Central banks have a crucial role to play. There are clear complementarities between financial and monetary stability. Sometimes these are formally recognised in their official mandate, but even when this is not the case, central banks must take them into account in their policy decisions. In this respect, I would like to quote from a book by the brilliant Bank of Italy economist Curzio Giannini, who passed away prematurely about ten years ago. In that “beautifully written and illuminating” work,1 as Charles Goodhart describes it in his foreword, Curzio clearly saw the likely consequences of financial developments, and concluded:
In the years to come, the most interesting developments will probably be precisely in the sphere of supervision and regulation. […] Whatever its detractors may say, the central bank has no need to move into new lines of business. Capitalism generated the central bank and capitalism will come to it again, even if the current infatuation with the financial markets’ self-regulating capacity were to endure. […] The central bank produces an intangible but essential good – trust – of which capitalism (based as it is on a pyramid of paper if not mere electronic signals) has an immense need. We must not forget that trust, or its synonym “confidence”, derives from the Latin fides, meaning faith, which cannot be produced simply by contract. In fact the legitimacy of central banks does not lie in their policy activism, or the ability to generate income, or even, save in a highly indirect sense, their efficiency. Rather, […] it derives from competence, moderation, the long-term approach, and the refusal to take any tasks beyond their primary role.
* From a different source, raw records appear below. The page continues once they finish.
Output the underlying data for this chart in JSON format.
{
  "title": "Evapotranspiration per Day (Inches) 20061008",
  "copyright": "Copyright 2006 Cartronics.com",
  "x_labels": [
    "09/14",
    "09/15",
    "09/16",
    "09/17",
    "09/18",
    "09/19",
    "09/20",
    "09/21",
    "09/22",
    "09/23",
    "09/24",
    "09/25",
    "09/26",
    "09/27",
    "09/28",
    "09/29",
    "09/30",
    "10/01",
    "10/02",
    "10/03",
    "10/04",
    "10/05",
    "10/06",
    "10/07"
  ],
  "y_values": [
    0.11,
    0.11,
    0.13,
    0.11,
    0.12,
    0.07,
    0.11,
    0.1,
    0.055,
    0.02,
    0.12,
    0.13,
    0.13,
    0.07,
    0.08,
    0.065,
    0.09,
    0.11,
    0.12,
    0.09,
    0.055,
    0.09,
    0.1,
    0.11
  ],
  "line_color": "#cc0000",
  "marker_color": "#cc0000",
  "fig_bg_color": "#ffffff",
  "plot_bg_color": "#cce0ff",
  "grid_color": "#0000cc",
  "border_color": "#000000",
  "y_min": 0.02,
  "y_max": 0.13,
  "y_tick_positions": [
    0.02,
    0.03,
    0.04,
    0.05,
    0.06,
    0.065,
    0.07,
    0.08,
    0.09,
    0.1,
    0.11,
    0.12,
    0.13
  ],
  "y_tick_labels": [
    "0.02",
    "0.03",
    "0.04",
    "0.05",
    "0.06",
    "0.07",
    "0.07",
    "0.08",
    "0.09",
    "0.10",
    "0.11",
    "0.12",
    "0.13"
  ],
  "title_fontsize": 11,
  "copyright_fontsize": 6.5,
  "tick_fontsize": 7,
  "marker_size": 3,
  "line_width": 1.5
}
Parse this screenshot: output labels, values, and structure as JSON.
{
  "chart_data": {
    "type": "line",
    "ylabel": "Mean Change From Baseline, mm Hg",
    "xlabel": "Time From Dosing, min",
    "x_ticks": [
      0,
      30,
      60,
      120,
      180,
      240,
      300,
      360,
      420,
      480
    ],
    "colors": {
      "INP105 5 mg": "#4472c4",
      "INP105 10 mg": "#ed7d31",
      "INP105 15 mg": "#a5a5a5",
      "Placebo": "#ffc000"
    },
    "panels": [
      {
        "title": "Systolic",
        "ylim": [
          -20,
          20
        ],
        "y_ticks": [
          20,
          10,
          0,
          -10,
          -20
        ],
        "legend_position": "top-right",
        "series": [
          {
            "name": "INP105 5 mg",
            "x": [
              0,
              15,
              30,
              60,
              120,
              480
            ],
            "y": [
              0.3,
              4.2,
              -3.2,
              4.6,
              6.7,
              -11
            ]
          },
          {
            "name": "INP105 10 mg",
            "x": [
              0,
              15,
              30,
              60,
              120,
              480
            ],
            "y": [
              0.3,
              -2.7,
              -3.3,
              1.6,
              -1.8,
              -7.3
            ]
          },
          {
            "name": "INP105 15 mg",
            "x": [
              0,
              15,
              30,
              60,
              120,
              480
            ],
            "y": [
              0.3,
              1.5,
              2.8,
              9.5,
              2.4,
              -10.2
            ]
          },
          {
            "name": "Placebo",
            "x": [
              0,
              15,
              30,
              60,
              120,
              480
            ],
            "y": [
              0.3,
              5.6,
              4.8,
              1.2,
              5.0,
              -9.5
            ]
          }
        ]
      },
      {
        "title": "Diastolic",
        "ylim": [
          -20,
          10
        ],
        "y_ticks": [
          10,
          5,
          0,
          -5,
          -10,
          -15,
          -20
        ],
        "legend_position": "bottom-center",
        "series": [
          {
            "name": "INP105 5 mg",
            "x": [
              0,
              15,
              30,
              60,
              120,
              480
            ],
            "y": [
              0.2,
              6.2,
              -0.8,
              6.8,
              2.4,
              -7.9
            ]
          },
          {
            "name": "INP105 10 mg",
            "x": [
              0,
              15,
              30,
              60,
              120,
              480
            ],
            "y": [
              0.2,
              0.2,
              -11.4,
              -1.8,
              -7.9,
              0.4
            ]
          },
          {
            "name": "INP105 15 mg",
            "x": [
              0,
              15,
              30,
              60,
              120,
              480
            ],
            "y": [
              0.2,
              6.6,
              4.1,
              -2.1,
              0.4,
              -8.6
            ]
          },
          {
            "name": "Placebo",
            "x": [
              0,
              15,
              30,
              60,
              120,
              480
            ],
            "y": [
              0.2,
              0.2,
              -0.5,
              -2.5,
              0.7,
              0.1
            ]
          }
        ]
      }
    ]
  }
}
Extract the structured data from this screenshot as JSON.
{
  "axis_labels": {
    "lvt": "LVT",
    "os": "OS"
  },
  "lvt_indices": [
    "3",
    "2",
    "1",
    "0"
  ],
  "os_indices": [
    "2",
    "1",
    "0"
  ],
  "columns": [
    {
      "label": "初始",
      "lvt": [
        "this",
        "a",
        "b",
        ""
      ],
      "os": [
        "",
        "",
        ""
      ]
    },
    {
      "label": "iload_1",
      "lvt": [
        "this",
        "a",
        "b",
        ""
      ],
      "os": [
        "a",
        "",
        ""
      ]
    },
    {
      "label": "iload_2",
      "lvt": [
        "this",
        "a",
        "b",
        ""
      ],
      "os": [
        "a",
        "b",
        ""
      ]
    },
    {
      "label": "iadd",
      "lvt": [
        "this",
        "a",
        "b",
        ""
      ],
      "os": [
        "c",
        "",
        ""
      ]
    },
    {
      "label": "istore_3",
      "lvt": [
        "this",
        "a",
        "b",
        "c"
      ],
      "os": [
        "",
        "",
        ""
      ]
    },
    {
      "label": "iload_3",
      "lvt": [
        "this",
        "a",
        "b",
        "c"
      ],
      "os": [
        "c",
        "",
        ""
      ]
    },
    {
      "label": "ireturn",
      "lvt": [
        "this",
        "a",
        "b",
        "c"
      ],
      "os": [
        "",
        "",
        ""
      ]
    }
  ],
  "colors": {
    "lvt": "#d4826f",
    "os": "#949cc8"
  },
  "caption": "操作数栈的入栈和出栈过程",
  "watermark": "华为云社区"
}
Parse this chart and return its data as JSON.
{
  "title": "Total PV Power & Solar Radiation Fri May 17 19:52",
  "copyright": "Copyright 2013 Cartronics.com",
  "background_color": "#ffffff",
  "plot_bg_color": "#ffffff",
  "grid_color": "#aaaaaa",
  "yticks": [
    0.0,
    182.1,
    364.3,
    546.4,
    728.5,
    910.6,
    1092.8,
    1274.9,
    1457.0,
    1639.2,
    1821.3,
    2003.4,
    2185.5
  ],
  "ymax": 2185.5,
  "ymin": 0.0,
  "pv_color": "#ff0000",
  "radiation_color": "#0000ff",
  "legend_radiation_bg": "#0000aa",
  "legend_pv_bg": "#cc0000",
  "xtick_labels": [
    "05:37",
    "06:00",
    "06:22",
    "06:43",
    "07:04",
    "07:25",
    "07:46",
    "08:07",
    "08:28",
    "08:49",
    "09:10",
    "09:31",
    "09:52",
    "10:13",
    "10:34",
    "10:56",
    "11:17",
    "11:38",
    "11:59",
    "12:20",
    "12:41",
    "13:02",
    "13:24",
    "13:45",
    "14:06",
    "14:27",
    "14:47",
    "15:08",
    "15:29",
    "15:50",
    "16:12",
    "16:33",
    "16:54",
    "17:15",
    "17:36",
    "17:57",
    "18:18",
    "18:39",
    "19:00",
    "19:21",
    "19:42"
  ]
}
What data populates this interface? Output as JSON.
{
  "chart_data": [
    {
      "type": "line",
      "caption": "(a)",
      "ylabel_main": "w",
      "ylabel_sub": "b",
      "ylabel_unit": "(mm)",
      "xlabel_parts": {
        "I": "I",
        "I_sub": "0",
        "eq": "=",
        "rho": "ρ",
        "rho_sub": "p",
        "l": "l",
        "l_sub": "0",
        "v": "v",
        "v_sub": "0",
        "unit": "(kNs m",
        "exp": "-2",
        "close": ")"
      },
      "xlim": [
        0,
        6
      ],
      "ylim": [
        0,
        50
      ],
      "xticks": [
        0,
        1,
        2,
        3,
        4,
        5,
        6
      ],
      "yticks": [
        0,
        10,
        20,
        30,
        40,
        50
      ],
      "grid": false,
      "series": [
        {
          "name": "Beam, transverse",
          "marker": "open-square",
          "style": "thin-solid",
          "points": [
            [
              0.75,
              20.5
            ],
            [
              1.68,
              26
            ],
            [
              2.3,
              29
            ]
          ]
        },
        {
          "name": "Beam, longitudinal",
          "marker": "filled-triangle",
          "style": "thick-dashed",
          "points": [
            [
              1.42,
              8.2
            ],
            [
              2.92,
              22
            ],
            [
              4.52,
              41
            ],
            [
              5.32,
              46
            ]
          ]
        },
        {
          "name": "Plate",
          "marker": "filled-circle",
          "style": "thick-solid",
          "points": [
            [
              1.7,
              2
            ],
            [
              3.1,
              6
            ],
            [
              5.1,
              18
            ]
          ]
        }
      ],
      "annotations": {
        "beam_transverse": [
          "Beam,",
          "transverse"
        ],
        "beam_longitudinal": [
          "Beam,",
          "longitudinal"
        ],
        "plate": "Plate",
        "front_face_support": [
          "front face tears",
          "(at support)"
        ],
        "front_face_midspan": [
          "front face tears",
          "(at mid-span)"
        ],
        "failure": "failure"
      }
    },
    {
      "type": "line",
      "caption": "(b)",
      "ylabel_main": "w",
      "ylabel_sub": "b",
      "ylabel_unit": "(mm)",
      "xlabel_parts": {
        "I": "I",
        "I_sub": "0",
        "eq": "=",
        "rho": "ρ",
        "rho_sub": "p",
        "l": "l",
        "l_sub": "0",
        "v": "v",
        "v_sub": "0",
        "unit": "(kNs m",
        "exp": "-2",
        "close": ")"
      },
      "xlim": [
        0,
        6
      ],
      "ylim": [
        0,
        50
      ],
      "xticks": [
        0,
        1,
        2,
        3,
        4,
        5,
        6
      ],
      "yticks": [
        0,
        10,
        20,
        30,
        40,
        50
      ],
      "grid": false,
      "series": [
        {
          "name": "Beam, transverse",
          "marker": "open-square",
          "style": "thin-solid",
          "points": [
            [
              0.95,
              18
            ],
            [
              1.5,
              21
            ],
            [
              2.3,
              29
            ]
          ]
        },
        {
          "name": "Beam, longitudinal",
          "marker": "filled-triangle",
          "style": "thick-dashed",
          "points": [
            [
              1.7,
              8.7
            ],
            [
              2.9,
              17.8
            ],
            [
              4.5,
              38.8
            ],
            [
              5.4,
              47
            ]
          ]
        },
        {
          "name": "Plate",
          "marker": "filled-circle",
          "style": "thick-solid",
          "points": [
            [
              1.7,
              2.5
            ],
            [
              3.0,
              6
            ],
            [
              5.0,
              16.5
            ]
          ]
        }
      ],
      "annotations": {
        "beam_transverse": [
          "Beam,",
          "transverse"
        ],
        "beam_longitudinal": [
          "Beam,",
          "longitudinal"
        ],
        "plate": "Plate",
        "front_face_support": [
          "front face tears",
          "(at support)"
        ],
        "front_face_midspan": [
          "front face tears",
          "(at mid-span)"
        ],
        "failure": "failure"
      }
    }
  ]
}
If, as I am sure, there is another phase in the development of central banking, it will spring from these values.
In the end this is, perhaps, what society should expect, if not from the financial sector, from those who are called to look after financial stability.”
1 Giannini, C (2011), The age of central banks, Cheltenham, UK: Edward Elgar, Cheltenham, p. 255 and pp. 258-259, English translation of L’età delle banche centrali, Bologna: Il Mulino (2004).